Ground 2 – whether the Case 3 exception to the deemed market value rule applies

Ground 2 – whether the Case 3 exception to the deemed market value rule applies

114.

Tower One submitted that the FTT erred in law in concluding that Tower One was liable to SDLT on the market value of the Tower Lease (£200m) rather than the consideration paid to acquire the Tower Lease (approximately £30m).

115.

It was common ground that the Transaction was within s53(1), on the basis that Tower One is a company and it is connected with B64, which is “the vendor” for this purpose. Where this section applies, the chargeable consideration for the transaction is taken to be not less than the market value of the subject-matter of the transaction as at the effective date of the transaction (s53(1A)).

116.

Section 54 then sets out the situations where s53 does not apply. Tower One relied on the Case 3 Exception in s54(4). The vendor referred to in this exception is B64, and it was common ground that the transfer of the Tower Lease by B64 to Tower One at book value was, or was part of, a distribution of the assets of B64 within s54(4)(a).

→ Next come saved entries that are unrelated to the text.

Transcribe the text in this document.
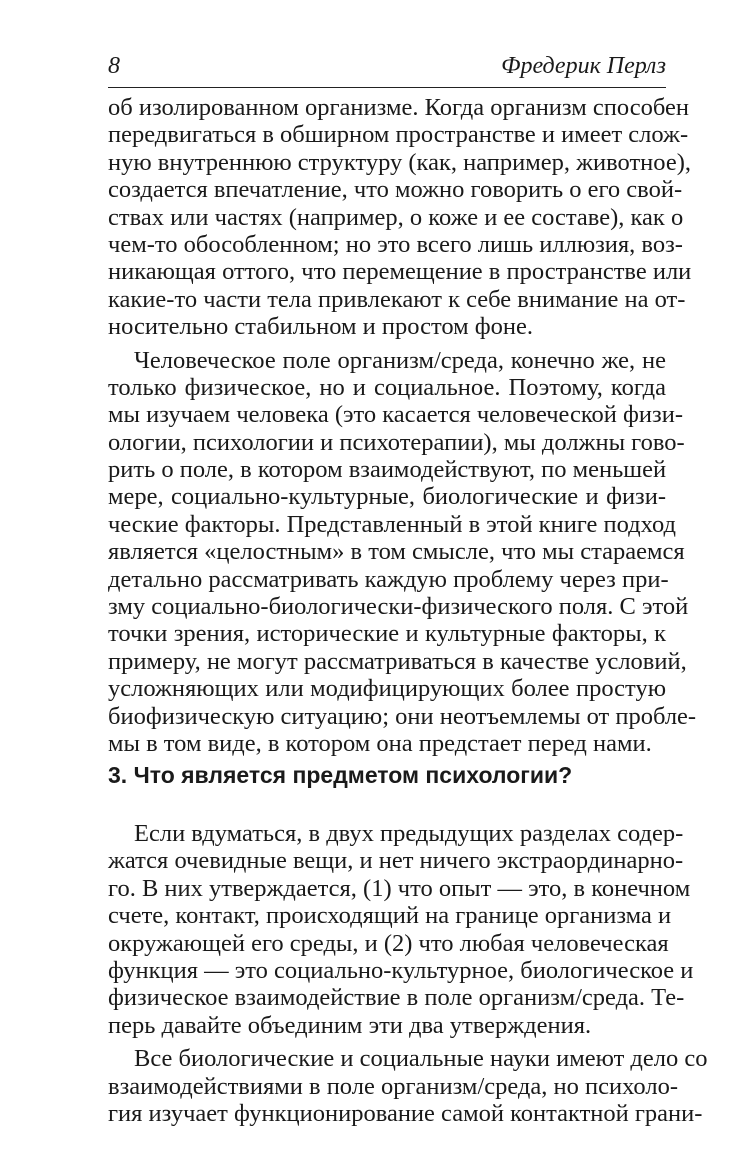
8	Фредерик Перлз
об изолированном организме. Когда организм способен
передвигаться в обширном пространстве и имеет слож-
ную внутреннюю структуру (как, например, животное),
создается впечатление, что можно говорить о его свой-
ствах или частях (например, о коже и ее составе), как о
чем-то обособленном; но это всего лишь иллюзия, воз-
никающая оттого, что перемещение в пространстве или
какие-то части тела привлекают к себе внимание на от-
носительно стабильном и простом фоне.
Человеческое поле организм/среда, конечно же, не
только физическое, но и социальное. Поэтому, когда
мы изучаем человека (это касается человеческой физи-
ологии, психологии и психотерапии), мы должны гово-
рить о поле, в котором взаимодействуют, по меньшей
мере, социально-культурные, биологические и физи-
ческие факторы. Представленный в этой книге подход
является «целостным» в том смысле, что мы стараемся
детально рассматривать каждую проблему через при-
зму социально-биологически-физического поля. С этой
точки зрения, исторические и культурные факторы, к
примеру, не могут рассматриваться в качестве условий,
усложняющих или модифицирующих более простую
биофизическую ситуацию; они неотъемлемы от пробле-
мы в том виде, в котором она предстает перед нами.
3. Что является предметом психологии?
Если вдуматься, в двух предыдущих разделах содер-
жатся очевидные вещи, и нет ничего экстраординарно-
го. В них утверждается, (1) что опыт — это, в конечном
счете, контакт, происходящий на границе организма и
окружающей его среды, и (2) что любая человеческая
функция — это социально-культурное, биологическое и
физическое взаимодействие в поле организм/среда. Те-
перь давайте объединим эти два утверждения.
Все биологические и социальные науки имеют дело со
взаимодействиями в поле организм/среда, но психоло-
гия изучает функционирование самой контактной грани-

The only issue was whether the requirement in s54(4)(b) was met, namely:

“(b)

it is not the case that –

(i)

the subject-matter of the transaction, or

(ii)

an interest from which that interest is derived,

has, within the period of three years immediately preceding the effective date of the transaction, been the subject of a transaction in respect of which group relief was claimed by the vendor.”

117.

The FTT held that the Case 3 Exception did not apply because earlier in the day on 5 July 2011, before the Transaction, the Tower Lease had been granted to B64 and B64 submitted a SDLT1 in which it made a group relief claim (although there was no finding in relation to the timing of the making of that claim). Thus, the FTT held, at the time of the transfer of the Tower Lease by B64 to Tower One, the Tower Lease had been subject to an earlier transaction in which a group relief claim had been made ([90(3)]). The FTT found it was immaterial that:

(1)

the earlier transaction had taken place on the same day. That was because although the legislation referred to “the period of three years immediately preceding the effective date” that requirement is satisfied whenever the previous transaction takes place at some earlier point in time, even if the first transaction precedes the second by only minutes or seconds. The FTT said that although the legislation speaks of an “effective date of the transaction” rather than of an “effective time of the transaction”, all transactions in fact take place at a specific point in time (at [71]); and

(2)

HMRC had concluded that the group relief claim in the SDLT1 filed by B64 did not need to be considered because they considered sub-sale relief to be available. This was because what matters is whether a group relief claim has been made, not whether B64 was entitled (or whether HMRC considered it to be entitled) to group relief.

118.

The parties’ submissions are summarised below. After the hearing, at our invitation, both parties provided further written submissions on this ground by reference to the decision of the Supreme Court in Hurstwood Properties (A) Ltd and others v Rossendale Borough Council and another [2021] UKSC 16 (“Rossendale”) for which we are grateful.